Summary — HB 5172 (PA 249 of 2024) — Maternal Levels of Care Registration Program
Status and sponsor
- Enacted as Public Act No. 249 (2024). Approved by the Governor Jan 21, 2025; effective April 2, 2025.
- Original sponsor: Rep. Carol Glanville.
- Adds section 9129 to the Public Health Code (MCL 333.9129).
Purpose / intent
- Create a state-run registry and recognition program for hospitals that provide maternal care (“perinatal facilities”), allowing facilities to be registered by the Department of Health and Human Services (DHHS) as Level I, II, III, or IV maternal care facilities. The goal is to identify and publicize the maternal care capability of hospitals and support alignment with national maternal levels-of-care standards.
Key provisions
- DHHS program: Subject to appropriation, DHHS must establish and implement a program to register perinatal facilities as Level I–IV maternal care facilities.
- Verification requirement: DHHS must register a facility if it demonstrates it holds a Level I–IV verification from The Joint Commission or an equivalent organization (as determined by DHHS).
- Reporting cycle: Facilities must report such verification to DHHS once every 3 years, on forms/manner required by DHHS.
- Public registry: DHHS must publish and maintain an online list of registered perinatal facilities and their confirmed maternal level of care, updating the list within 30 days of registration. DHHS may remove a facility that no longer meets criteria.

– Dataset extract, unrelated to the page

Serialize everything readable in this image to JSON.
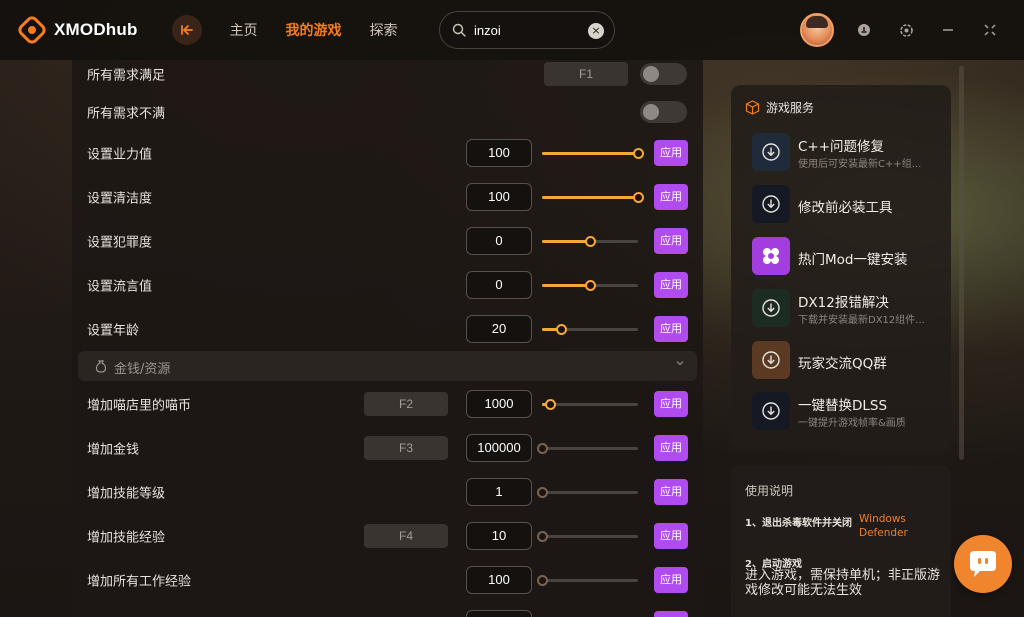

- Advertising restriction: Only facilities registered under the program may describe themselves as providing or holding a Level I–IV maternal care designation.
- Consultation and partnerships: DHHS must consult stakeholders (e.g., Michigan Perinatal Quality Collaborative, MI Health & Hospital Assn., Michigan Council for Maternal Child Health, ACOG, ACNM) and enter into partnerships with the Joint Commission’s maternal levels verification program and ACOG’s obstetric care consensus.
- Technical and financial support: DHHS may provide on-site technical assistance and, subject to appropriation, may award incentive payments to registered facilities. Incentive award criteria include data collection/reporting, patient volume, practice guidelines, coordination/referrals, and implementation of safety bundles.
- Definition: “Perinatal facility” = hospital licensed under Article 17 that provides maternal care.
Who is affected
- Hospitals that provide maternal/perinatal services (including county/local government hospitals).
- DHHS: program development, administration, website maintenance, potential incentive payments and technical assistance.
- Pregnant patients and referring providers: improved transparency about regional maternal care capacity.
- Local governments operating hospitals: potential costs to meet verification criteria.
Fiscal and operational impact
- Indeterminate increase in state expenditures for DHHS to create/manage the program and for possible incentive payments (amount depends on appropriations).
- Potential increased costs for hospitals (especially public hospitals) to obtain/maintain external verification or meet standards.
- Expected benefits: clearer public information on maternal care capacity and potential quality improvement support via technical assistance and incentives.
Key statutory detail
- New statutory section: MCL 333.9129.
- Registration verification frequency: every 3 years.
- Website update requirement: within 30 days of registration.